Önceden belirlenmiş geniş sahaya köyün yaşlı-genç, erkek-kadın bütün bireyleri toplanır. Yaşlılar âdet üzerine dairesel biçimde oturur. Ayaktaki gençler onların arkasından oyunları izlerler. Bu, gençlerin kendilerine karşı cinsten arkadaş seçmesi için en uygun yer sayılır.
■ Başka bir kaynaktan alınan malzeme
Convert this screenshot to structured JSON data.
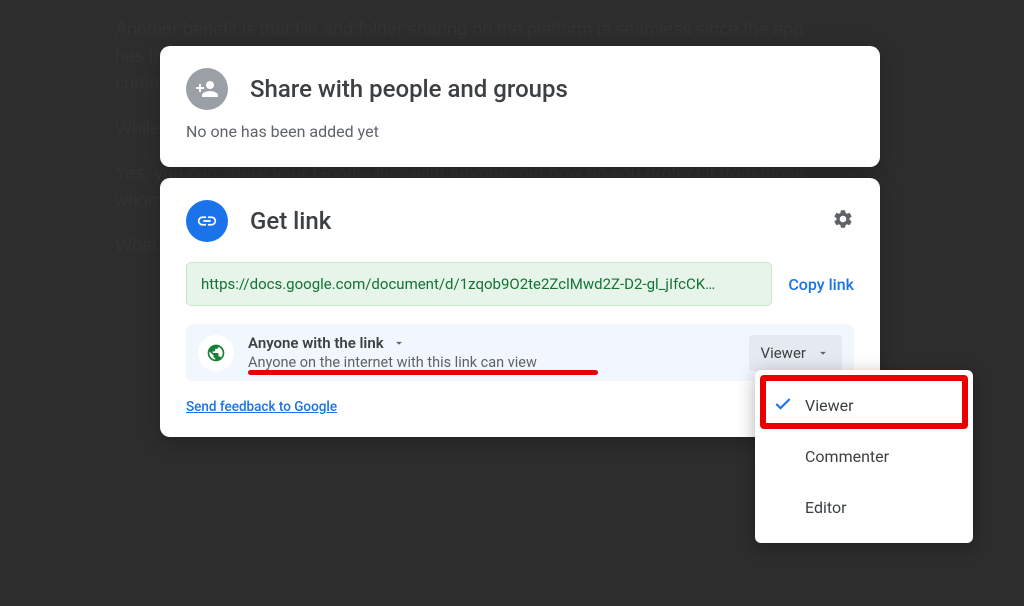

Lezgi rakslarının asırlar boyu yaratılmış orijinal kuralları, kendine göre güzellikleri vardır. Bunu çiftlerin danslarında daha net hissetmek mümkündür. Çiftlerin dansları genellikle üç bölümden oluşur. Birinci bölümde erkek, sahaya çıkıp yavaş ritme uyarak daireler çizer. Bu hem meclistekileri selamlamak hem de kızı gözaltı etmek içindir. Erkek beğendiği kızı davranışları, işaretleri ile raks meydanına davet eder. Fakat bunu başkalarının dikkatini çekmeyecek biçimde yapmalıdır. Kız, eğer erkekten hoşlanıyorsa davete icabet edip dansa katılır. Böylece, raksın ikinci bölümü başlar.
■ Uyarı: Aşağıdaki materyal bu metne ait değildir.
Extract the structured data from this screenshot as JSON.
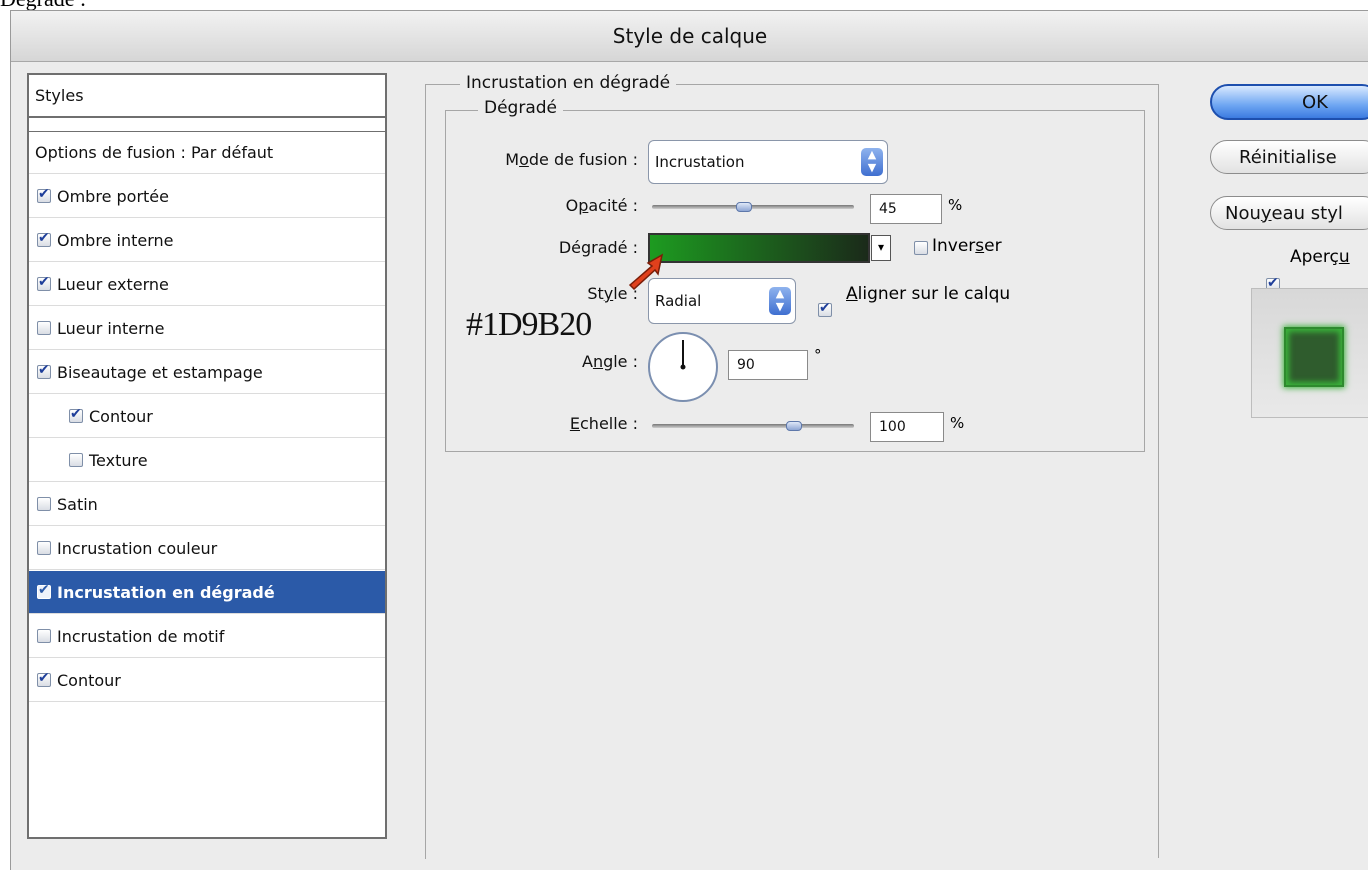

İkinci bölümde gençler duygu ve heyecanlarını birbirlerine raks figürlerinin aracılığıyla yansıtırlar. Eğer erkeğin beğendiği kız raks meydanına çıkmazsa düğün evinin kız veya gelinlerinden birisi raksa katılır. Çiftlerin oyunu rastgele olmamalı, davranışlar birbirini tamamlamalıdır. Oyun sırasında kız ve erkeğin ellerinin birbirine dokunması yasaktır. Kız, erkek arkadaşını seçtikten sonra raksın üçüncü bölümü başlar.

Bu, erkek tarafından gerçekleştirilen çeviklik ve hız dansı bölümüdür. Sonra o, meclisi selamlayıp çıkar. Bu bölümler birbirini bütünlemeli, tek tasvir hattı korunmalıdır.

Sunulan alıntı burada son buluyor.